You will want to keep this in mind if you are an entrepreneur trying to save for retirement. You might be able to get a higher ROI on your investments if you want to get a stake in other small companies.
What is the EIS Tax Relief?
The EIS Tax Relief is a 30% relief on taxes given to investors who put their money in small, young businesses. So, let’s say you invest £50,000 in a small company. You would automatically receive £15,000 in EIS Tax Relief.
Through the EIS Tax Relief, you’d also get exemptions on inheritance tax (for shares held for a minimum of two years), and capital gains tax.
In a year, a single investor is able to claim, at most, £1m of relief from their investments in qualifying companies. But if they are investing their money in knowledge-intensive businesses (like in health services or life sciences), then the cap increases to £2m. Investors must hold their shares for a minimum of three years.
Taking advantage of tax relief opportunities is very important when investing. It can be just as important as following the right technical analysis factors.
How does the EIS Tax Relief benefit investors?
The tax relief provided by the EIS Scheme means that investing in smaller companies would be a less risky ordeal. Let’s say the small company you invested in managed to break even that year, then the 30% tax relief (£15,000) would be the net profit. And if the company doubles in value, that profit rises to a whooping £65,000!

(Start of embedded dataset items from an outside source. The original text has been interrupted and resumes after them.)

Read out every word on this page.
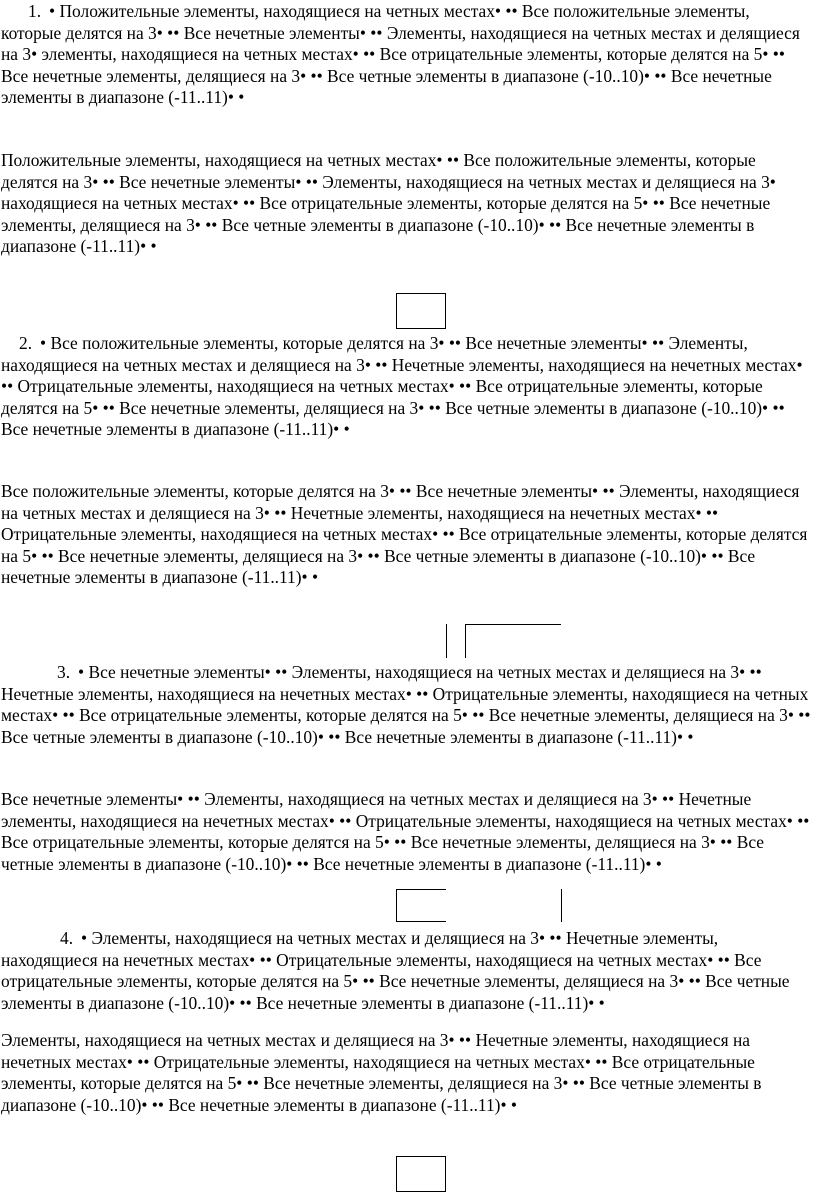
1. • Положительные элементы, находящиеся на четных местах• •• Все положительные элементы, которые делятся на 3• •• Все нечетные элементы• •• Элементы, находящиеся на четных местах и делящиеся на 3• элементы, находящиеся на четных местах• •• Все отрицательные элементы, которые делятся на 5• •• Все нечетные элементы, делящиеся на 3• •• Все четные элементы в диапазоне (-10..10)• •• Все нечетные элементы в диапазоне (-11..11)• •

Положительные элементы, находящиеся на четных местах• •• Все положительные элементы, которые делятся на 3• •• Все нечетные элементы• •• Элементы, находящиеся на четных местах и делящиеся на 3• находящиеся на четных местах• •• Все отрицательные элементы, которые делятся на 5• •• Все нечетные элементы, делящиеся на 3• •• Все четные элементы в диапазоне (-10..10)• •• Все нечетные элементы в диапазоне (-11..11)• •

2. • Все положительные элементы, которые делятся на 3• •• Все нечетные элементы• •• Элементы, находящиеся на четных местах и делящиеся на 3• •• Нечетные элементы, находящиеся на нечетных местах• •• Отрицательные элементы, находящиеся на четных местах• •• Все отрицательные элементы, которые делятся на 5• •• Все нечетные элементы, делящиеся на 3• •• Все четные элементы в диапазоне (-10..10)• •• Все нечетные элементы в диапазоне (-11..11)• •

Все положительные элементы, которые делятся на 3• •• Все нечетные элементы• •• Элементы, находящиеся на четных местах и делящиеся на 3• •• Нечетные элементы, находящиеся на нечетных местах• •• Отрицательные элементы, находящиеся на четных местах• •• Все отрицательные элементы, которые делятся на 5• •• Все нечетные элементы, делящиеся на 3• •• Все четные элементы в диапазоне (-10..10)• •• Все нечетные элементы в диапазоне (-11..11)• •

3. • Все нечетные элементы• •• Элементы, находящиеся на четных местах и делящиеся на 3• •• Нечетные элементы, находящиеся на нечетных местах• •• Отрицательные элементы, находящиеся на четных местах• •• Все отрицательные элементы, которые делятся на 5• •• Все нечетные элементы, делящиеся на 3• •• Все четные элементы в диапазоне (-10..10)• •• Все нечетные элементы в диапазоне (-11..11)• •

Все нечетные элементы• •• Элементы, находящиеся на четных местах и делящиеся на 3• •• Нечетные элементы, находящиеся на нечетных местах• •• Отрицательные элементы, находящиеся на четных местах• •• Все отрицательные элементы, которые делятся на 5• •• Все нечетные элементы, делящиеся на 3• •• Все четные элементы в диапазоне (-10..10)• •• Все нечетные элементы в диапазоне (-11..11)• •

4. • Элементы, находящиеся на четных местах и делящиеся на 3• •• Нечетные элементы, находящиеся на нечетных местах• •• Отрицательные элементы, находящиеся на четных местах• •• Все отрицательные элементы, которые делятся на 5• •• Все нечетные элементы, делящиеся на 3• •• Все четные элементы в диапазоне (-10..10)• •• Все нечетные элементы в диапазоне (-11..11)• •

Элементы, находящиеся на четных местах и делящиеся на 3• •• Нечетные элементы, находящиеся на нечетных местах• •• Отрицательные элементы, находящиеся на четных местах• •• Все отрицательные элементы, которые делятся на 5• •• Все нечетные элементы, делящиеся на 3• •• Все четные элементы в диапазоне (-10..10)• •• Все нечетные элементы в диапазоне (-11..11)• •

But what if the business fails? Wouldn’t you lose most of the money, anyway? Well, that’s what the loss relief is for, which the EIS Scheme also provides. The loss relief is anywhere from 20% to 45% of the investment you made. So, assuming the loss relief is at 45%, you’d also get £22,500, on top of the EIS Tax Relief. This amounts to a total of £37,500 — which means you only lost £12,500. It’s only a quarter of your initial investment.
Which investors are qualified for the EIS Tax Relief?
Investors who are not connected to the investee company by employment or financial interests are qualified for the EIS Tax Relief. This means you cannot be employed in the company, or be a partner, or a director. An exception is made for unpaid directors, who are still qualified to apply for the EIS Income Tax Relief. These prerequisites must hold true starting from two years before the shares were issued, up to three years after initial investments were made.
If the investor also has 30% or more interest in the company or any of its subsidiaries (such as voting rights, share capital, or rights to assets), they are unqualified for the EIS Tax Relief.
How can investors claim their EIS Tax Relief?
Investors can claim their EIS Tax Relief by providing HM Revenue and Customs (HMRC) with this information:
- List of names of the companies they have invested in
- The tax relief amounts they are claiming, per company
- Exact date of when shares were issued (not the date of investment)
- Official HMRC Office authorization of the EIS3 certificate, alongside its reference
Take Advantage of Tax Relief Opportunities as a Business Owner Saving for Retirement
As a business owner, you are going to need to save wisely to be able to afford to retire. You might be considering investing in small startups like your own to grow your nest egg. While investing in startups is notorious for being risky, the EIS Tax Relief and the subsequent loss relief provided by the UK government means that investors must think twice before giving a pass to smaller companies. Through the many reliefs, any losses made would be significantly lower than the initial investments, while the gain will stay much higher. This can be the best way for entrepreneurs to grow their nest egg as they plan for their golden years.